El acuerdo de extradición entre EEUU y España establece en su artículo IV que ninguno de los dos países “tendrá la obligación de entregar a sus propios nacionales”, aunque podrá hacerlo si “lo considera procedente y siempre que no lo prohíba su propia legislación interna”. Si se rechazara por el hecho de ser español, España tendría que “someter el caso a sus autoridades para su enjuiciamiento”, si Estados Unidos lo pidiera.

Si los motivos por los que se le acusara en Estados Unidos fueran los mismos por los que está siendo investigado en España, no se extraditaría, indica el artículo V.1.a. Si fueran distintos, pero Zapatero siguiera investigado o cumpliendo condena en España, “dicho Estado podrá entregar temporalmente” a la persona a Estados Unidos para su enjuiciamiento, establece el artículo VIII.a. Asimismo, España también podría posponerlo “hasta que haya concluido el procedimiento penal y se haya cumplido la sentencia”, detalla el artículo VIII.b.

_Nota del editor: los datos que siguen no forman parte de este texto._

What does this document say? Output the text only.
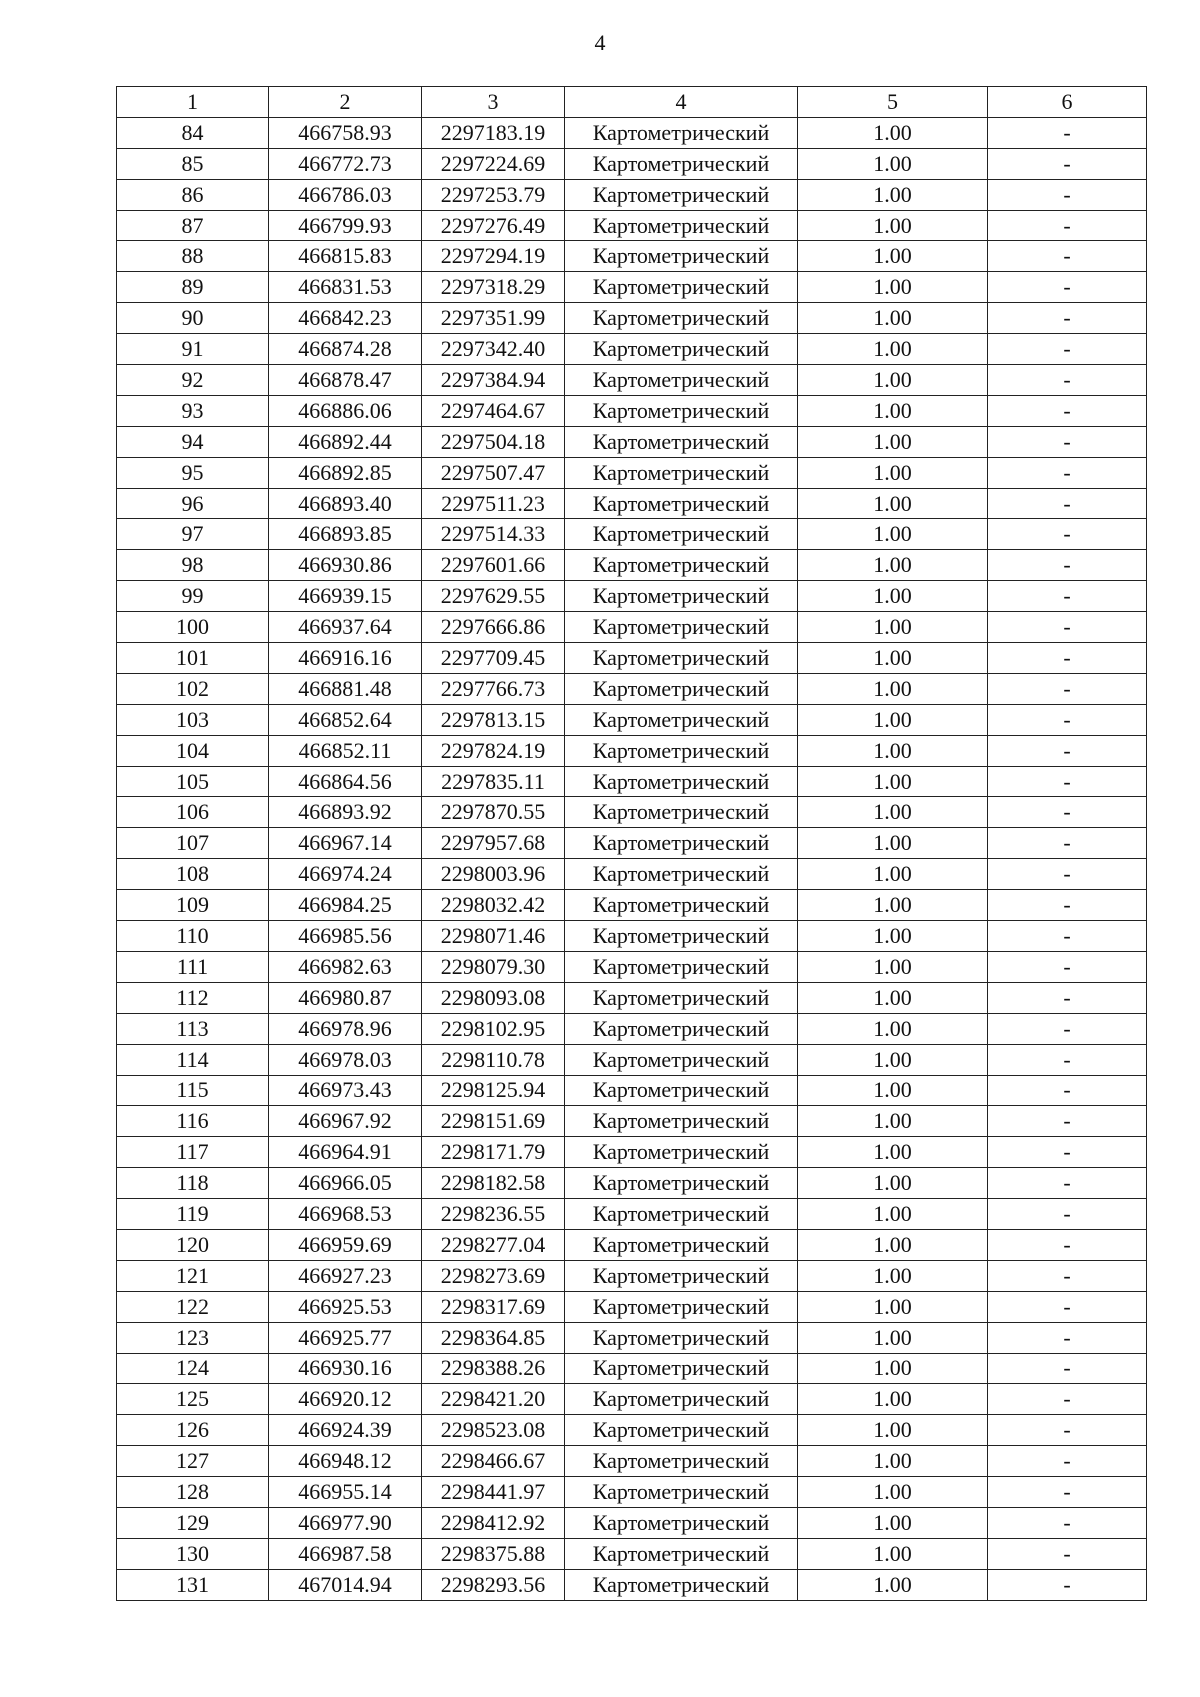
4
1	2	3	4	5	6
84	466758.93	2297183.19	Картометрический	1.00	-
85	466772.73	2297224.69	Картометрический	1.00	-
86	466786.03	2297253.79	Картометрический	1.00	-
87	466799.93	2297276.49	Картометрический	1.00	-
88	466815.83	2297294.19	Картометрический	1.00	-
89	466831.53	2297318.29	Картометрический	1.00	-
90	466842.23	2297351.99	Картометрический	1.00	-
91	466874.28	2297342.40	Картометрический	1.00	-
92	466878.47	2297384.94	Картометрический	1.00	-
93	466886.06	2297464.67	Картометрический	1.00	-
94	466892.44	2297504.18	Картометрический	1.00	-
95	466892.85	2297507.47	Картометрический	1.00	-
96	466893.40	2297511.23	Картометрический	1.00	-
97	466893.85	2297514.33	Картометрический	1.00	-
98	466930.86	2297601.66	Картометрический	1.00	-
99	466939.15	2297629.55	Картометрический	1.00	-
100	466937.64	2297666.86	Картометрический	1.00	-
101	466916.16	2297709.45	Картометрический	1.00	-
102	466881.48	2297766.73	Картометрический	1.00	-
103	466852.64	2297813.15	Картометрический	1.00	-
104	466852.11	2297824.19	Картометрический	1.00	-
105	466864.56	2297835.11	Картометрический	1.00	-
106	466893.92	2297870.55	Картометрический	1.00	-
107	466967.14	2297957.68	Картометрический	1.00	-
108	466974.24	2298003.96	Картометрический	1.00	-
109	466984.25	2298032.42	Картометрический	1.00	-
110	466985.56	2298071.46	Картометрический	1.00	-
111	466982.63	2298079.30	Картометрический	1.00	-
112	466980.87	2298093.08	Картометрический	1.00	-
113	466978.96	2298102.95	Картометрический	1.00	-
114	466978.03	2298110.78	Картометрический	1.00	-
115	466973.43	2298125.94	Картометрический	1.00	-
116	466967.92	2298151.69	Картометрический	1.00	-
117	466964.91	2298171.79	Картометрический	1.00	-
118	466966.05	2298182.58	Картометрический	1.00	-
119	466968.53	2298236.55	Картометрический	1.00	-
120	466959.69	2298277.04	Картометрический	1.00	-
121	466927.23	2298273.69	Картометрический	1.00	-
122	466925.53	2298317.69	Картометрический	1.00	-
123	466925.77	2298364.85	Картометрический	1.00	-
124	466930.16	2298388.26	Картометрический	1.00	-
125	466920.12	2298421.20	Картометрический	1.00	-
126	466924.39	2298523.08	Картометрический	1.00	-
127	466948.12	2298466.67	Картометрический	1.00	-
128	466955.14	2298441.97	Картометрический	1.00	-
129	466977.90	2298412.92	Картометрический	1.00	-
130	466987.58	2298375.88	Картометрический	1.00	-
131	467014.94	2298293.56	Картометрический	1.00	-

Igualmente, la decisión última sobre extraditarlo o no la tendría el Gobierno, según el artículo 6 de la ley española sobre extradición, que afirma que la decisión del tribunal donde esté siendo juzgado “no será vinculante para el Gobierno”, que podrá denegar la extradición “atendiendo al principio de reciprocidad” o por otras razones que figuran en la ley. “Contra lo acordado por el Gobierno no cabrá recurso alguno”, concluye el artículo.